The Gothic motifs that persist in many fairy tales predating the 20 century contain numerous explicit motifs surrounding death, failure, loneliness, and the sublime.
These darker motifs are essentially non-existent or “suppressed” when examining modern and recent reinterpretations of modern fairytales.
By the 20th century, with the advent of the movie industry, classical childhood fairy tales began gaining interest and profitability in the emerging movie industry market. One of the majority multi-million dollar production studios that capitalized on animated retellings of classic fairy tales was Walt Disney.
While Disney’s older animated films dealt with much darker elements and scenarios, modern Disney films seem to have “toned down” its mundane roots of moral ambiguity for the sake of profitability and respectability, especially within its animated princess movies.
While most Disney princess movies still contain themes and plot lines surrounding death (the most common trope being a dead parent that has become synonymous with Disney), these animated movies lack the moral ambiguity that many of these movies’ sources and stories come from.
This toning down of Gothic motifs showcases how modern reinterpretations of fairy tales (especially those that focus on young women) rely on modern media stereotypes/cliches and forms of storytelling that are less ambiguous.
The commercialization of these fairy tales by Disney in the last century has pushed aside its roots in Gothic literature and fiction for marketability and geared for an image of “family-friendly” material that lacks any sense of storytelling and moral ambiguity.
Fairy tales have always been timeless and have always been used to teach moral lessons through cruel and fantastical acts or methods.

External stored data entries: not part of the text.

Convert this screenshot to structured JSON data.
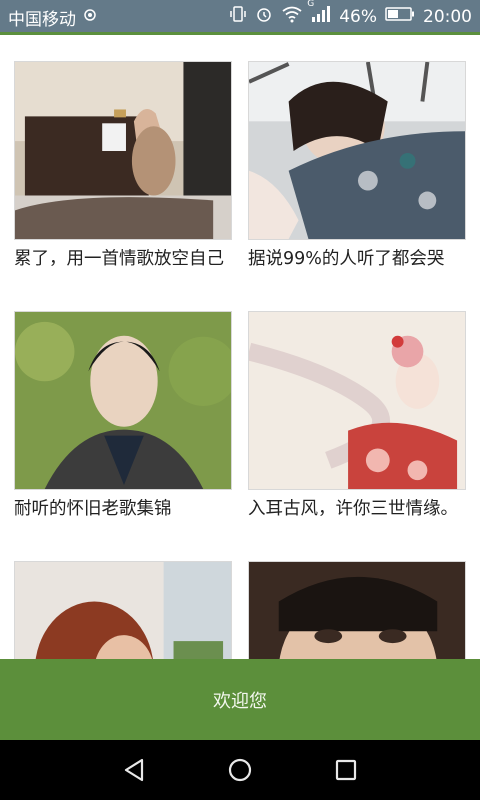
{
  "status_bar": {
    "carrier": "中国移动",
    "signal_label": "G",
    "battery": "46%",
    "time": "20:00",
    "icons": [
      "hotspot-icon",
      "vibrate-icon",
      "alarm-icon",
      "wifi-icon",
      "signal-icon",
      "battery-icon"
    ]
  },
  "playlists": [
    {
      "title": "累了，用一首情歌放空自己",
      "image": "woman-playing-piano-photo"
    },
    {
      "title": "据说99%的人听了都会哭",
      "image": "woman-lying-hand-on-forehead-photo"
    },
    {
      "title": "耐听的怀旧老歌集锦",
      "image": "woman-eyes-closed-portrait-photo"
    },
    {
      "title": "入耳古风，许你三世情缘。",
      "image": "anime-geisha-illustration"
    },
    {
      "title": "",
      "image": "red-haired-woman-photo"
    },
    {
      "title": "",
      "image": "woman-close-up-portrait-photo"
    }
  ],
  "welcome_button": "欢迎您",
  "nav": {
    "back": "back-icon",
    "home": "home-icon",
    "recents": "recents-icon"
  },
  "colors": {
    "accent_green": "#5c8f3b",
    "status_bar": "#647a89"
  }
}
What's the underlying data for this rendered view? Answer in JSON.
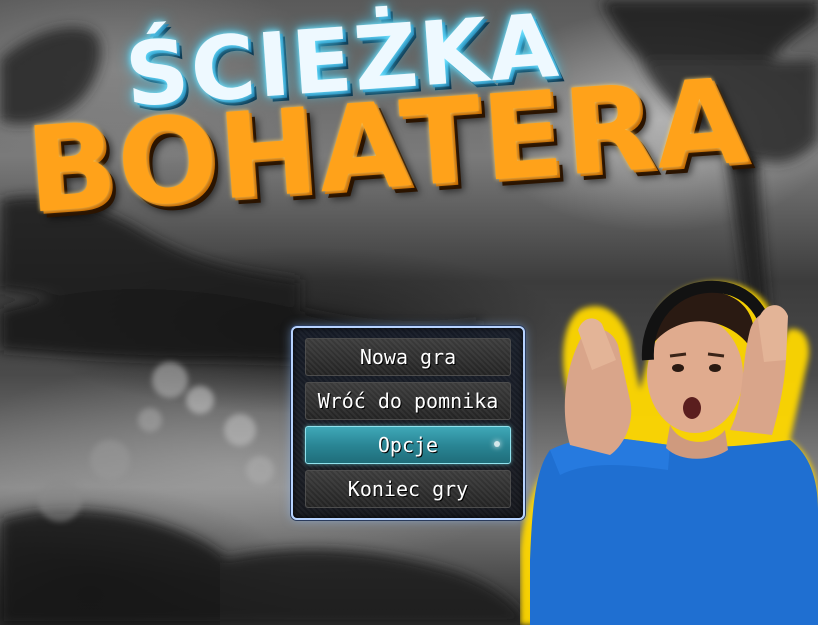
{
  "title": {
    "line1": "ŚCIEŻKA",
    "line2": "BOHATERA"
  },
  "menu": {
    "items": [
      {
        "label": "Nowa gra",
        "selected": false
      },
      {
        "label": "Wróć do pomnika",
        "selected": false
      },
      {
        "label": "Opcje",
        "selected": true
      },
      {
        "label": "Koniec gry",
        "selected": false
      }
    ]
  },
  "colors": {
    "title_top": "#eef9ff",
    "title_top_glow": "#43d4ff",
    "title_bottom": "#ffa21a",
    "menu_border": "#b7d3ff",
    "menu_selected": "#2a8695",
    "person_outline": "#ffd800",
    "shirt": "#1f6fd1"
  },
  "icons": {
    "headphones": "headphones-icon"
  }
}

This can also be said for Gothic literature in which stories have always been under some supernatural or fear-inducing context to teach an underlying lesson by using supernatural or romantic elements.
Calling back to the fairy tales of the Brothers Grimm, these tales involve violent and dark elements and that mirror Gothic fiction.
The toning down or suppression of the Gothic roots in modern reinterpretations of fairy tales in the media emphasizes a growing culture amongst the media that is the effect of commercialization that tones down its original subject matter for the sake of profitability and capitalism.